Screenwriter defies injustice in sharp, witty ‘Trumbo’
Bryan Cranston has come a long way since he played in A Doll’s House and The Taming Of the Shrew with Shakespeare Santa Cruz onstage in the Festival Glen in 1992. He was a flustered TV sitcom dad for several seasons on Malcolm In the Middle. And, oh yes, there’s a little item in his résumé called Breaking Bad, for which he won four Emmys and a Golden Globe.
Cranston has also been making films for years, but rarely has he landed such a plummy starring role—and played it with such relish—as Dalton Trumbo, the blacklisted real-life Hollywood screenwriter at the center of Jay Roach’s smart, incisive drama, Trumbo. Scripted by John McNamara, from the nonfiction book by Bruce Cook, it’s a wildly entertaining plunge into the dark heart of anti-Communist witch-hunting in Hollywood during the 1940s and ’50s, as experienced by one extremely savvy intended “victim” who had the guts, the brains and the chutzpah to survive.

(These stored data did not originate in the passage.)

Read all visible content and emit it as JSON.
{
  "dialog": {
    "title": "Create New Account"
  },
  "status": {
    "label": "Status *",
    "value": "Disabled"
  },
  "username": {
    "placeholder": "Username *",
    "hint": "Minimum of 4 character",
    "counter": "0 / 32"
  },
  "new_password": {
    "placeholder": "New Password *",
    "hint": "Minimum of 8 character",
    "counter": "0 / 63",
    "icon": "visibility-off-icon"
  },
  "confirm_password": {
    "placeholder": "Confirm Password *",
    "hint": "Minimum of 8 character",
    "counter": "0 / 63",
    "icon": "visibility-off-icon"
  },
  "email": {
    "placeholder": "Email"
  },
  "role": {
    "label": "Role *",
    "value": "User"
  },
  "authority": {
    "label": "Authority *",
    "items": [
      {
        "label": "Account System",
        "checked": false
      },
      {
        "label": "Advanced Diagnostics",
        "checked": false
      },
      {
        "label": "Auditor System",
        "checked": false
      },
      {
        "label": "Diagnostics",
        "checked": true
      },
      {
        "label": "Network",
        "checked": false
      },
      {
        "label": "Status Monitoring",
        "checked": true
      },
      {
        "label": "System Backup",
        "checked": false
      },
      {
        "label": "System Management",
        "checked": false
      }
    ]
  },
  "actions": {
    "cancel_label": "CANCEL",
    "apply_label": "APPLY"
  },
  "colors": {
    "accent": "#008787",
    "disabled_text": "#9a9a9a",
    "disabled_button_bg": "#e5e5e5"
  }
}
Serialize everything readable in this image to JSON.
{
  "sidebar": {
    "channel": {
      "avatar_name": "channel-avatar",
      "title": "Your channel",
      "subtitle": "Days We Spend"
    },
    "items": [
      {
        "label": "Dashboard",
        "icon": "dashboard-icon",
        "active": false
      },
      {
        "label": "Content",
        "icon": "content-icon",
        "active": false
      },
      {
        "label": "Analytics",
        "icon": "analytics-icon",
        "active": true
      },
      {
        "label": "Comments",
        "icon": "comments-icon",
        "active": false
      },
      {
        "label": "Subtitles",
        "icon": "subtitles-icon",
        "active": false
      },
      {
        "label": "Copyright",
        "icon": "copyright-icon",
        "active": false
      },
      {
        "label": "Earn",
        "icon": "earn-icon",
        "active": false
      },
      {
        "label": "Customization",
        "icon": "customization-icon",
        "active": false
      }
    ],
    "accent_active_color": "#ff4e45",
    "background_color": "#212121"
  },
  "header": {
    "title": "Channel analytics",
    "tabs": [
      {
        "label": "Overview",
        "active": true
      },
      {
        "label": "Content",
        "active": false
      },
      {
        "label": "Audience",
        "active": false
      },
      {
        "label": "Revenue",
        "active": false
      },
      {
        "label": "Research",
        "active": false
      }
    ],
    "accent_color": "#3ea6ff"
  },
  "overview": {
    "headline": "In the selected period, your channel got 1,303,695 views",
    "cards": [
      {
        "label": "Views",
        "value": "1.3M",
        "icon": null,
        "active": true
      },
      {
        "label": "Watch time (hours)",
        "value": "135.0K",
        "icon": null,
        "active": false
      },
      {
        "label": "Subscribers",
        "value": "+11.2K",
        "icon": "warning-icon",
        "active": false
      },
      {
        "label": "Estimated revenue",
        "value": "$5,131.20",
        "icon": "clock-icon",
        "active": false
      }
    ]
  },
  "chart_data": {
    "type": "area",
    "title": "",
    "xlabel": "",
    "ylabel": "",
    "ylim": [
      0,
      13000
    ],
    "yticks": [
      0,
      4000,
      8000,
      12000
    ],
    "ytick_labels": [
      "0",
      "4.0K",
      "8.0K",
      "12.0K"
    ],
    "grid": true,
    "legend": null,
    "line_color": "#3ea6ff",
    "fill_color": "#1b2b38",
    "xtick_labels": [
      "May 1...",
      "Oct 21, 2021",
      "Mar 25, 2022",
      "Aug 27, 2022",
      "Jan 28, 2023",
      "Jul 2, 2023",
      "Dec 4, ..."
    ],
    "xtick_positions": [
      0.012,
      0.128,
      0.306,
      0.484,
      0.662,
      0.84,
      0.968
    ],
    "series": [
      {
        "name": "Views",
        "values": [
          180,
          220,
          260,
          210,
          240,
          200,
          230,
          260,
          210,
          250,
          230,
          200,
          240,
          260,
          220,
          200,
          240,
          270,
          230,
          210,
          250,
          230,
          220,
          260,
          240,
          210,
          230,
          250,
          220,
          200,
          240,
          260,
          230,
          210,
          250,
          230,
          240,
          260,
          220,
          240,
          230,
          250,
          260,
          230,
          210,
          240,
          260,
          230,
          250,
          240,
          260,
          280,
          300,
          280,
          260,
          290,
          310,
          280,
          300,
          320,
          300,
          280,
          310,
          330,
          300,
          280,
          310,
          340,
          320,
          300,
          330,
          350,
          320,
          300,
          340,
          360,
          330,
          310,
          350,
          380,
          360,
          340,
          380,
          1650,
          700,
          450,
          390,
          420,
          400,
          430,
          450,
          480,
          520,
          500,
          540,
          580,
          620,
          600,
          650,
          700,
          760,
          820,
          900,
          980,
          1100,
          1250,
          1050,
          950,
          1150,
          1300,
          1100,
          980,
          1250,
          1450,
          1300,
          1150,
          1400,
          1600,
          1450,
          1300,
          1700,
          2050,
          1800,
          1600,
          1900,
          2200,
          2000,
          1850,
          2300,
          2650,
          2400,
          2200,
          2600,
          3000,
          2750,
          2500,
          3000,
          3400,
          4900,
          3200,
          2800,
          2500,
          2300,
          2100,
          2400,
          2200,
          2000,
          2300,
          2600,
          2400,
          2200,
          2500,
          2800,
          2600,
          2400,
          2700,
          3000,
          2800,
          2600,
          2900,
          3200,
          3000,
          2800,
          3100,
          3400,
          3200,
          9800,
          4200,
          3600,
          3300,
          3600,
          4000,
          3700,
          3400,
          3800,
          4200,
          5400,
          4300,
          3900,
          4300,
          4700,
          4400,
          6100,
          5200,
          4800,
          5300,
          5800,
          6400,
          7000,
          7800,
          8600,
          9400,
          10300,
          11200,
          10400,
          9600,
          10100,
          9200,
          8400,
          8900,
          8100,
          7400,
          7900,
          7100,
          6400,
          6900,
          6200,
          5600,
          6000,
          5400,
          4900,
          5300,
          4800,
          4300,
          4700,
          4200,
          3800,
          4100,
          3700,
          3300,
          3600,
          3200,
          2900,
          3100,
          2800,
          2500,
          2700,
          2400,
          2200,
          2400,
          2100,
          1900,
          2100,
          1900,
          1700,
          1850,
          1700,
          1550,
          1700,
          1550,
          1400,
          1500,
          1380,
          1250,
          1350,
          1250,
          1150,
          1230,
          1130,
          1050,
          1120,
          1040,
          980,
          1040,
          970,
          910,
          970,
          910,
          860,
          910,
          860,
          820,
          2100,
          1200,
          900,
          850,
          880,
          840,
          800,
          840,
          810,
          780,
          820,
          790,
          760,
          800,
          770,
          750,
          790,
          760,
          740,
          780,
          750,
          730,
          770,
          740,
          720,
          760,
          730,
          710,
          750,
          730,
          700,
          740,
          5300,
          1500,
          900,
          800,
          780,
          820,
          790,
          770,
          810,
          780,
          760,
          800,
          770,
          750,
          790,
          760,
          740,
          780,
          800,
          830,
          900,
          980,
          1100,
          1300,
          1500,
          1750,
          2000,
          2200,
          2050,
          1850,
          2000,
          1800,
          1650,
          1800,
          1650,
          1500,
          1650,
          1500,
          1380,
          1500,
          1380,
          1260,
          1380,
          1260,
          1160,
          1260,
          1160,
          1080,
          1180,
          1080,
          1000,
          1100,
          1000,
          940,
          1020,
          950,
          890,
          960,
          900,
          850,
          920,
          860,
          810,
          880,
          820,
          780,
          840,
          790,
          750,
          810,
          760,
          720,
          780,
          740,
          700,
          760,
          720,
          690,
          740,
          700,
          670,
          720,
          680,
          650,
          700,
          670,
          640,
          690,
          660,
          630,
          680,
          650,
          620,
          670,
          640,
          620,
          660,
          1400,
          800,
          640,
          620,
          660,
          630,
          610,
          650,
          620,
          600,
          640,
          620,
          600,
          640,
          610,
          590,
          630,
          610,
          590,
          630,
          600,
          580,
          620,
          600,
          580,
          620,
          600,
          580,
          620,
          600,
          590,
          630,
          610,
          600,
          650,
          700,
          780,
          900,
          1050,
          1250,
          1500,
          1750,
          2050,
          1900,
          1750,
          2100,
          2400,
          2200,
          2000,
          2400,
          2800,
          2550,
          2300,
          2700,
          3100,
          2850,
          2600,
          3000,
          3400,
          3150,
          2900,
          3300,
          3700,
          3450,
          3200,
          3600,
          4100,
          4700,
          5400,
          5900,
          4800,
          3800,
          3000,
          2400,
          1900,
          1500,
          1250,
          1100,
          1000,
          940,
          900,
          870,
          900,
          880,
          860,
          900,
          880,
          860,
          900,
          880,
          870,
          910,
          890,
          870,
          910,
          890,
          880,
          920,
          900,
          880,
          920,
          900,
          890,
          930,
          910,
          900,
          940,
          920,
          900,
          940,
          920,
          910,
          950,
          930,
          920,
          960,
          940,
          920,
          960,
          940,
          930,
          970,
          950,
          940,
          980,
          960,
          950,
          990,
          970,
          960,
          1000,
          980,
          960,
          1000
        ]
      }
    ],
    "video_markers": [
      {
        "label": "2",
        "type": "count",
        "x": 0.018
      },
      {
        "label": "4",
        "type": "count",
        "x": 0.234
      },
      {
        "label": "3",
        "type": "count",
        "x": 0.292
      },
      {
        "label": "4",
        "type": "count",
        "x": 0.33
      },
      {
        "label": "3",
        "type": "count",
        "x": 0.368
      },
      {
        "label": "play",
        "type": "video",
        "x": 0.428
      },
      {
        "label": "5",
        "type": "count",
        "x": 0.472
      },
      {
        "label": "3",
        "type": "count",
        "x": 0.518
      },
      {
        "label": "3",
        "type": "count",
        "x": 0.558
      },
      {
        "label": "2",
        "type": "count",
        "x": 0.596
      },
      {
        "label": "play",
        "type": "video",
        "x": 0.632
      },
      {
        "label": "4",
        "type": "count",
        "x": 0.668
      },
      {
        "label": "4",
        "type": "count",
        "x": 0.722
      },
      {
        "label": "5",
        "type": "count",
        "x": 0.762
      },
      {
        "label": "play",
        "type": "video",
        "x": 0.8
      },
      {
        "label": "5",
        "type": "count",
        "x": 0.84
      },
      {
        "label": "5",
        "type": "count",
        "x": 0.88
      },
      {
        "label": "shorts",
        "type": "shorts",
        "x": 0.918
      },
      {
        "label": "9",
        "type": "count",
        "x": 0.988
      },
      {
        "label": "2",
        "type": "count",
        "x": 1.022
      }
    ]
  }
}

In 1947, at the height of a fruitful Hollywood career writing hit movies for the likes of Spencer Tracy and Ginger Rogers, Dalton Trumbo (Cranston) has just inked a deal with MGM to become the highest-paid screenwriter in the business. He and his wife, Cleo (Diane Lane, terrific, as always), and their three young children live on a gorgeous property in the Hollywood Hills. Then one day, he gets a subpoena from the House Un-American Committee to testify in Washington DC about alleged Communist “infiltration” of Hollywood.
As the prologue reminds us, plenty of people joined the Communist Party in the Depression ’30s in solidarity with the poor and oppressed, back when Russia and the USA were allies against the Nazis. But as the Cold War heats up in the late ’40s, “Commies” become the target for right-wing “patriots” like the HUAC, and the Motion Picture Alliance (MPA)—headed up by gossip columnist Hedda Hopper (played by Helen Mirren with viperish verve) and John Wayne (David James Elliott)—who claim the film industry is “infested with traitors.”
Membership in the party is considered treason. And when attempts at rational discourse with HUAC prove impossible, those who refuse to comply by giving up the names of their friends, or repudiating the original ideals for which they first embraced Communism, are cited in contempt of Congress. Trumbo won’t play the game, and spends a year in a federal penitentiary. (His writer friend Arlen Hird (Louis C.K.), tells the HUAC he can’t answer their questions until he visits his doctor, “to see if he can remove my conscience.”)
Freed from prison, Trumbo, Hird and the rest of the “Hollywood 10” are blacklisted; any producer who hires them risks a public boycott. Trumbo downsizes his life, but keeps writing to support his family. The screenplay he’s been working on becomes the famed romantic comedy Roman Holiday; it wins an Oscar, but the name inscribed on the statuette is another writer, Ian McLellan Hunter, through whom Trumbo had to submit the script.
At the exploitation house King Brothers Productions, Trumbo pseudonymously grinds out no-budget sci-fi and film noir thrillers (an insane schedule that takes its toll on his family). John Goodman is hilarious as honcho Jack King; when a prissy MPA rep tries to threaten him with exposure in the papers if he doesn’t fire Trumbo, King retorts “I make crap! The people who go to my pictures can’t read!” It takes A-Listers Kirk Douglas (Dean O’Gorman, the most persuasive of the onscreen impersonators) and Otto Preminger (Christian Berkel) to end the conspiracy of silence, restoring Trumbo’s on-screen credit (on Spartacus and Exodus), and his reputation.
Cranston plays Trumbo with an edgy, raging wit, pounding away at his typewriter with a cigarette holder in one hand and a glass of hooch nearby. He edits in his bathtub with its makeshift desktop, literally cutting up the script with scissors (in those pre-computer days), and re-pasting the scenes in better order on what looks like a long roll of shelf paper. He’s the heart of this sharp, frisky film for anyone interested in stories about writers, backstage Hollywood, or the (belated) triumph of reason over fear-mongering.
***1/2 (out of f our)
With Bryan Cranston, Helen Mirren, Diane Lane, Louis C.K., and John Goodman. Written by John McNamara. Directed by Jay Roach. A Bleecker Street Media release. Rated R. 124 minutes.
BREAKING RED Bryan Cranston plays the blacklisted screenwriter Dalton Trumbo in ‘Trumbo,’ a wildly entertaining plunge into the anti-Communist witch-hunting that took place in Hollywood during the 1940s and ’50s.